Die verschiedenen Adventskalender im Überblick:
- Der Klassiker mit Schokolade: Der wahrscheinlich bekannteste Adventskalender enthält kleine Schokoladenstückchen hinter jedem Türchen. Diese Art des Kalenders ist besonders bei Kindern beliebt und weckt täglich süße Vorfreude.
- Spielzeug- und Bastelkalender: Vor allem für Kinder gibt es viele Adventskalender, die Spielzeug oder Bastelmaterialien enthalten. Diese Kalender sind oft thematisch gestaltet, zum Beispiel rund um eine bekannte Spielfigur, und liefern täglich eine neue kleine Überraschung, die gesammelt oder zu einem größeren Ganzen zusammengefügt werden kann.
- Beauty- und Wellnesskalender: Eine besonders beliebte Form des Adventskalenders bei Erwachsenen sind Beauty- und Wellnesskalender. Diese enthalten hinter jedem Türchen kleine Pflegeprodukte wie Cremes, Masken oder Düfte – perfekt für eine tägliche kleine Auszeit im stressigen Dezember.
- Kulinarische Kalender: Auch für Feinschmecker gibt es viele interessante Varianten, wie Gewürzkalender, Teekalender oder sogar Kalender mit kleinen Spirituosen oder Craft-Bieren. Diese Kalender bieten jeden Tag eine neue Geschmacksrichtung und machen das Warten auf Weihnachten zu einem kulinarischen Erlebnis.

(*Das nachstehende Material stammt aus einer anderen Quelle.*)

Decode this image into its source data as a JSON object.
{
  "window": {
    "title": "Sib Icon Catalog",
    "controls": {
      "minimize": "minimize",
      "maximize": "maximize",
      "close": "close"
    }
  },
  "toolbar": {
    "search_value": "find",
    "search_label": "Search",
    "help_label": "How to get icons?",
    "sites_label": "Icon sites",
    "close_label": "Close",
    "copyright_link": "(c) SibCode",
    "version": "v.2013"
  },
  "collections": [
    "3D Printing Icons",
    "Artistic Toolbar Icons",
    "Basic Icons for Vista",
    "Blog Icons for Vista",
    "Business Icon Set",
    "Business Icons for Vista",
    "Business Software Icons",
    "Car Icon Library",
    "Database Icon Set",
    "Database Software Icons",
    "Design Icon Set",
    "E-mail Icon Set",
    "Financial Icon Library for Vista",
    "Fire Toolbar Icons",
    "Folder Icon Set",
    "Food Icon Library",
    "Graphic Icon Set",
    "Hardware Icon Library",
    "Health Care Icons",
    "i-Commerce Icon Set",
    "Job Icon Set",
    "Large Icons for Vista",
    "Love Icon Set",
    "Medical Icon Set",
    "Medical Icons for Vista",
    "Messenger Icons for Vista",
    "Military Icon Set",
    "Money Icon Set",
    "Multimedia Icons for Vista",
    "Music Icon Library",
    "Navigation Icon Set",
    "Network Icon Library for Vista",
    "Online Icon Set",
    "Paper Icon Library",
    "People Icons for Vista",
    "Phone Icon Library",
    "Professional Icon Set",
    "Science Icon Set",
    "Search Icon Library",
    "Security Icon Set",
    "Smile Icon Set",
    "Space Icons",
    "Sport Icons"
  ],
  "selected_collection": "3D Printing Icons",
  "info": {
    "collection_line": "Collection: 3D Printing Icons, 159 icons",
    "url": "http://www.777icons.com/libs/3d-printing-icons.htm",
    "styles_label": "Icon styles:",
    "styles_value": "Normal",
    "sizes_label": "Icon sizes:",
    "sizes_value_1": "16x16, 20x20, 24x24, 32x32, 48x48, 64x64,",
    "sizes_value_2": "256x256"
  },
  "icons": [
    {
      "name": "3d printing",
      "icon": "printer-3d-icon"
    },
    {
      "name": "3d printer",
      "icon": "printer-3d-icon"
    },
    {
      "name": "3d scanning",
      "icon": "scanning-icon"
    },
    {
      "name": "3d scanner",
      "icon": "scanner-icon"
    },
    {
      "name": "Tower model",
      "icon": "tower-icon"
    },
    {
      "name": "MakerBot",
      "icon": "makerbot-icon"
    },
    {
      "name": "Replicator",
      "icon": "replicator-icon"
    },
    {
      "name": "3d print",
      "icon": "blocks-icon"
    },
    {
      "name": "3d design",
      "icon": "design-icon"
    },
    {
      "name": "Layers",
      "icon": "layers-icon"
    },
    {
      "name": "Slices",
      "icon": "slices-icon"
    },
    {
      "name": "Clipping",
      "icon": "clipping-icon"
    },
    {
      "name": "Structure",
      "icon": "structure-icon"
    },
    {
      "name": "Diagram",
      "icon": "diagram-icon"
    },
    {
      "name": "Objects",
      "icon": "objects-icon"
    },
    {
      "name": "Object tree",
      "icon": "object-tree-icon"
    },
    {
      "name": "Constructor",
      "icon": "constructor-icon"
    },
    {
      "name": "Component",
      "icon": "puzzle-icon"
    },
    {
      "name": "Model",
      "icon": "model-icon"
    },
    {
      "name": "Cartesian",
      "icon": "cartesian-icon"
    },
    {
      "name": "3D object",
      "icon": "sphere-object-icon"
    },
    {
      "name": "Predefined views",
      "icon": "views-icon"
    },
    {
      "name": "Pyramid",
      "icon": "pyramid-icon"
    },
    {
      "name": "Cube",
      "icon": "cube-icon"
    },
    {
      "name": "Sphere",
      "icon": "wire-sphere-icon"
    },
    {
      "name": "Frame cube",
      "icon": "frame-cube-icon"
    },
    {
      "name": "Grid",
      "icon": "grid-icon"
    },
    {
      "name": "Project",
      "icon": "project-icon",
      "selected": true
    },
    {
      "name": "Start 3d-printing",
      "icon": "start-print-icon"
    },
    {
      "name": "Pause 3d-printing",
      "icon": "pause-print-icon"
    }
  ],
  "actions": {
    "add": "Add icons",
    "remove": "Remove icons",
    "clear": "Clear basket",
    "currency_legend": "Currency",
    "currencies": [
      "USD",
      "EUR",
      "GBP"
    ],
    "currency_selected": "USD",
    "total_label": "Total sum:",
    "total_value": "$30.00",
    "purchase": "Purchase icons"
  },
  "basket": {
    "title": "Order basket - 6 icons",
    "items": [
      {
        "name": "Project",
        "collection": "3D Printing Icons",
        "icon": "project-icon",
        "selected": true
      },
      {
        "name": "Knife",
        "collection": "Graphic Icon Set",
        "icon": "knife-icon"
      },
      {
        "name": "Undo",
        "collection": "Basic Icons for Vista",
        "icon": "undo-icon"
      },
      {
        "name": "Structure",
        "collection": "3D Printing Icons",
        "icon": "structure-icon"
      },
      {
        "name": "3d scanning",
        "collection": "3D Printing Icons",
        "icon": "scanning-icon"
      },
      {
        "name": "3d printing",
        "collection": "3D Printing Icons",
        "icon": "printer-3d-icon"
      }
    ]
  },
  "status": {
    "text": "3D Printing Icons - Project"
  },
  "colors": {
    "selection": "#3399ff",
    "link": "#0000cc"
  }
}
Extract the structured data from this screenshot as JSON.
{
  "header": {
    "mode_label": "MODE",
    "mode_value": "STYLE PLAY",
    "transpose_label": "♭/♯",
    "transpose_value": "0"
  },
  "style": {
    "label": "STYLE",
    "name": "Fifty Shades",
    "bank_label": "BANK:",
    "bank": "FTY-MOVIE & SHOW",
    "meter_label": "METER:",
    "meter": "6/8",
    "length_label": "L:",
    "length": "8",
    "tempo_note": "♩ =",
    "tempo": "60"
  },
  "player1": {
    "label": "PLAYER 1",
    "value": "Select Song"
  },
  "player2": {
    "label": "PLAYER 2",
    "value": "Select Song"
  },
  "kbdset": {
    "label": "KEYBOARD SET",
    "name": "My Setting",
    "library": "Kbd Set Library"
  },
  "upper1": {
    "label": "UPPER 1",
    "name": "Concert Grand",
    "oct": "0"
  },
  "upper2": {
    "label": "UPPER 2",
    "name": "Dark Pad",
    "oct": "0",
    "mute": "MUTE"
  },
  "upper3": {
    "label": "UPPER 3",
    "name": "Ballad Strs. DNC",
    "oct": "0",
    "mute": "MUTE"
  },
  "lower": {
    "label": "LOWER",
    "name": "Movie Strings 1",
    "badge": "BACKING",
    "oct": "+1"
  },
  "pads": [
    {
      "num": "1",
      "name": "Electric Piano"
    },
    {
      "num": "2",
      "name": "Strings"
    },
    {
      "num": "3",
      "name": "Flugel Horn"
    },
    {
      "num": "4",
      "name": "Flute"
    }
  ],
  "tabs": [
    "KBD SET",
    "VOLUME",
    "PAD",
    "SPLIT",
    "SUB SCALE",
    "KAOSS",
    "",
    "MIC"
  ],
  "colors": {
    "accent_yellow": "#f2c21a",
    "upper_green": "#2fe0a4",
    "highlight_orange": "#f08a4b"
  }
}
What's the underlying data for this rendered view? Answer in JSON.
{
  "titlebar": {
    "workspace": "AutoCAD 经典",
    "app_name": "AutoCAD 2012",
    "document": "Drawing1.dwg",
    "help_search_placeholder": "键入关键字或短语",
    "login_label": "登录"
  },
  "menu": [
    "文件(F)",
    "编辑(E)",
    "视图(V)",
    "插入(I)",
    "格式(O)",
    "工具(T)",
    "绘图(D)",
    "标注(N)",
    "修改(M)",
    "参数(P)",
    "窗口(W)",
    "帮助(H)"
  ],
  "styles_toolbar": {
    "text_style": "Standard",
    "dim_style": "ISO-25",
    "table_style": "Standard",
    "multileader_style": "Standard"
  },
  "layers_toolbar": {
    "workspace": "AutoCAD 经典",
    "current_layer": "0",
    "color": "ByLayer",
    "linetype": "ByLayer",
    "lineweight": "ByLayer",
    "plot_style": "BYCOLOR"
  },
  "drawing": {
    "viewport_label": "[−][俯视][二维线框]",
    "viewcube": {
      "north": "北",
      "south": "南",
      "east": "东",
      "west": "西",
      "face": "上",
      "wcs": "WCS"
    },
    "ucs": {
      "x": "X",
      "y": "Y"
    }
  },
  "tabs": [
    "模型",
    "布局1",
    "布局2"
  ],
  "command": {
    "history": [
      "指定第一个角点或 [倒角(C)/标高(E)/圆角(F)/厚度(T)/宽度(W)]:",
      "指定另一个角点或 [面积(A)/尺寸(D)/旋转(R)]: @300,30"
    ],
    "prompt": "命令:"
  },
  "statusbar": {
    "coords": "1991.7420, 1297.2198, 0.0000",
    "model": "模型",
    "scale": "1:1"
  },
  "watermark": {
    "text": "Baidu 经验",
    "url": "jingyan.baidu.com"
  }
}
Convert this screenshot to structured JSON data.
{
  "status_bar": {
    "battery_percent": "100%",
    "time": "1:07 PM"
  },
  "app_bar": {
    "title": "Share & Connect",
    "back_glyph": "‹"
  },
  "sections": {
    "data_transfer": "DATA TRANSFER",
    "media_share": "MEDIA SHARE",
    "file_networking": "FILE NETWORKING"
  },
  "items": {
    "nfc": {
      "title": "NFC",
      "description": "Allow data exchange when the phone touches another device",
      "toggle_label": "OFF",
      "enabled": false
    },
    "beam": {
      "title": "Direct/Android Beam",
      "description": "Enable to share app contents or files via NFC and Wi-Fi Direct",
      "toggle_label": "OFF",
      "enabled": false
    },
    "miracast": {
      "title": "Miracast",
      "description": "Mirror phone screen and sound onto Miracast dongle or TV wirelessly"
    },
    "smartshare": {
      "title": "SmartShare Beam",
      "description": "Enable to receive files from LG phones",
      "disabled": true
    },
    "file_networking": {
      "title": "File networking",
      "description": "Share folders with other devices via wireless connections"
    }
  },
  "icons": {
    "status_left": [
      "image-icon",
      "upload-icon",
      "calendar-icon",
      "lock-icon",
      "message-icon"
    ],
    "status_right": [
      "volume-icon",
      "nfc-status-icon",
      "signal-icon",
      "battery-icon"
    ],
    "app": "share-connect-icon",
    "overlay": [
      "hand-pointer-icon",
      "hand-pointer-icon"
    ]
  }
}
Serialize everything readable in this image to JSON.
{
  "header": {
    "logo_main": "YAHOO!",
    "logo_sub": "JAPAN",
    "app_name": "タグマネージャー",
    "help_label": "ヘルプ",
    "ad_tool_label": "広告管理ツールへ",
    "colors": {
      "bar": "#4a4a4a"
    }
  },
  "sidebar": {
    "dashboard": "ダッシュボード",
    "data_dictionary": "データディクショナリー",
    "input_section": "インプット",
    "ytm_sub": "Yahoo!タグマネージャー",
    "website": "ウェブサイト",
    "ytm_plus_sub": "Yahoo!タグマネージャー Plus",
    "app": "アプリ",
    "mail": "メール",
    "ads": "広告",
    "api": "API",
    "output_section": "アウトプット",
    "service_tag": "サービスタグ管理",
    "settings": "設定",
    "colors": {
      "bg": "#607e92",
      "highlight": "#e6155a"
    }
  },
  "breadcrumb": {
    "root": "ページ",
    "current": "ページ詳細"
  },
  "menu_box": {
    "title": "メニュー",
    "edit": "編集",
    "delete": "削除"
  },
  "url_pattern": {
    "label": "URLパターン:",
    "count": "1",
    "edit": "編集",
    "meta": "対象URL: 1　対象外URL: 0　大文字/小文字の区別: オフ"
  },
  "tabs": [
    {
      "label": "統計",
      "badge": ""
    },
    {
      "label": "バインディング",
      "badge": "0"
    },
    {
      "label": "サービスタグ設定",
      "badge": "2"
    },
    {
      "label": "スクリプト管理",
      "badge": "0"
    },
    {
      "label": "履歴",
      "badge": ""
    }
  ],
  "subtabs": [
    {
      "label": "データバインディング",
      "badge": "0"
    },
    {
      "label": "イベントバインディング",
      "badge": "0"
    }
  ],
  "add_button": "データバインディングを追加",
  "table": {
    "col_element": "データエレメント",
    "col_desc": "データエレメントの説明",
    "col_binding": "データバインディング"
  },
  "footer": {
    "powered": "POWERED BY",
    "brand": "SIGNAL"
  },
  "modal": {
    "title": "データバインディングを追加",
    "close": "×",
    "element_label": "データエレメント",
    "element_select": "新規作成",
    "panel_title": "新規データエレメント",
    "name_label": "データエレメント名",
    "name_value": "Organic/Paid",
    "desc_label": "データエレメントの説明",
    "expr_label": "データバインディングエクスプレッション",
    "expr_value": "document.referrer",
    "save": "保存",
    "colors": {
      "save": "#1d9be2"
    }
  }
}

- DIY-Kalender: Immer mehr Menschen in Deutschland basteln Adventskalender für ihre Liebsten selbst. Dabei werden kleine Päckchen oder Säckchen mit eigenen Ideen befüllt, wie handgeschriebenen Botschaften, Fotos oder kleinen Geschenken. Dies ist eine besonders persönliche Variante und zeigt, wie vielseitig der Adventskalender sein kann.
- Virtuelle Adventskalender: Mit der Digitalisierung sind auch virtuelle Adventskalender populär geworden. Online-Adventskalender bieten oft täglich ein kleines Gewinnspiel, einen Rabattcode oder eine besondere Überraschung – beliebt bei Unternehmen, die ihre Kund:innen auf kreative Weise erreichen möchten.
Liebgewonnene Tradition mit Symbolkraft
Der Adventskalender ist in Deutschland nicht nur eine liebgewonnene Tradition, sondern hat auch eine besondere Symbolkraft. Er läutet die Vorweihnachtszeit ein und ermöglicht ein tägliches Innehalten. Vor allem für Kinder ist der Kalender wichtig: das tägliche Öffnen eines Türchens ist ein Ritual, das die Vorfreude auf Weihnachten jeden Tag ein bisschen größer werden lässt. Für viele Erwachsene ist der Adventskalender ein nostalgisches Erlebnis, das an die eigene Kindheit erinnert. Wer diesen Brauch einmal ausprobieren möchte, wird schnell feststellen: Je nachdem, was sich hinter den Türchen verbirgt, wird die Vorfreude umso süßer – oder umso spannender!